8 francs la peau : ce que le marché de la fourrure des Grisons révèle sur la chasse au renard
Le 26e marché aux fourrures des Grisons s'est tenu à Thusis le 14 mars 2026. Entre 700 et 800 peaux de renard y ont été vendues pour environ 8 francs suisses chacune. Cet événement, célébré comme une tradition, démontre en réalité l'inutilité de la chasse au renard.

Le journal de Davos décrivait le marché de la fourrure sur un ton enthousiaste le 23 mars 2026 : un « lieu de rencontre animé », des vestes en loden et des barbes en chamois, des joueurs de cor de chasse, des hamburgers de venaison et des brochettes de chevreuil.
Huit à dix chasseurs amateurs de Davos avaient soigneusement disposé leurs peaux de renard sur une charrette qu'ils tiraient à travers la rue du marché. Le trajet jusqu'au marchand prenait du temps, rapportait le journal, le temps de bavarder, le temps de boire un schnaps. Le grand nombre de peaux livrées témoignait d'un profond respect pour les animaux et la nature.

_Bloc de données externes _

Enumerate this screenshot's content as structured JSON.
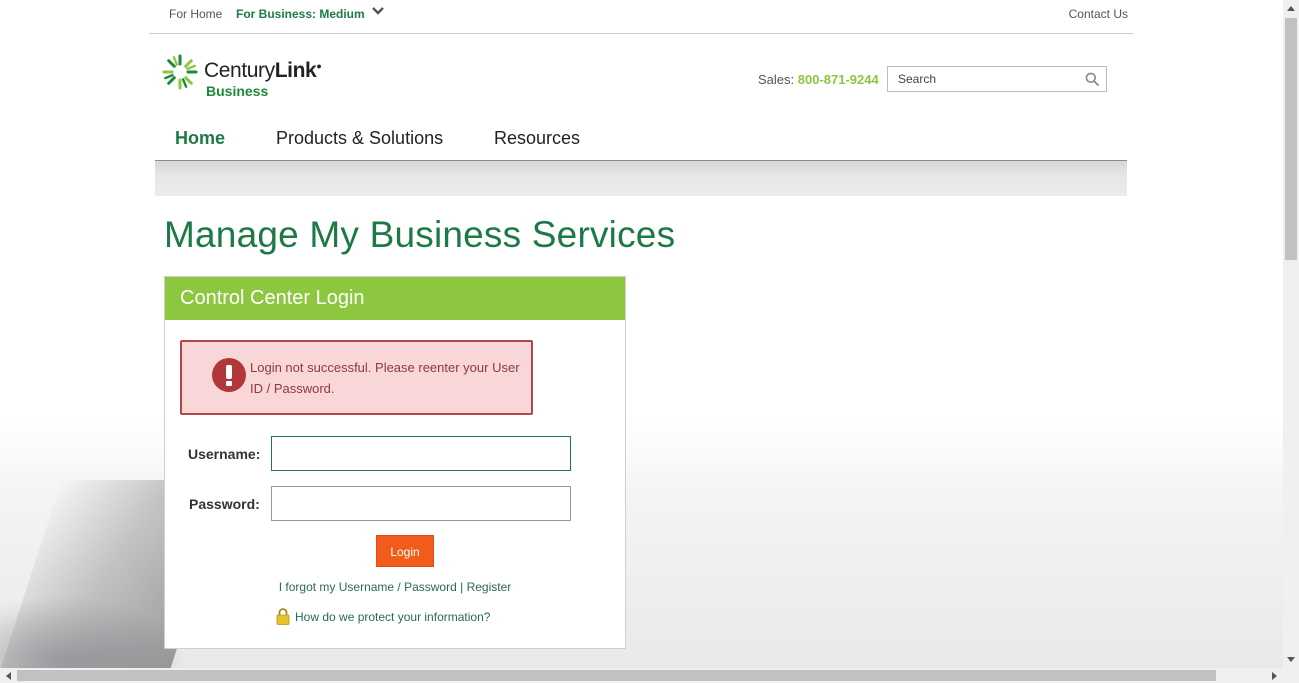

Ce que le journal a omis de mentionner : le marchand a payé environ 8 francs pour une peau de renard. Pour une martre, environ 15 700 à 800 peaux de renard rapportent au maximum 6 400 francs, partagés entre des dizaines de chasseurs amateurs de toute la Suisse. Le gain financier n’est pas symbolique, comme le journal l’a hypocritement formulé ; il est inexistant. Personne ne chasse pour 8 francs la peau. Les peaux sont des trophées, le marché est une mise en scène et la « tradition » n’est que le récit.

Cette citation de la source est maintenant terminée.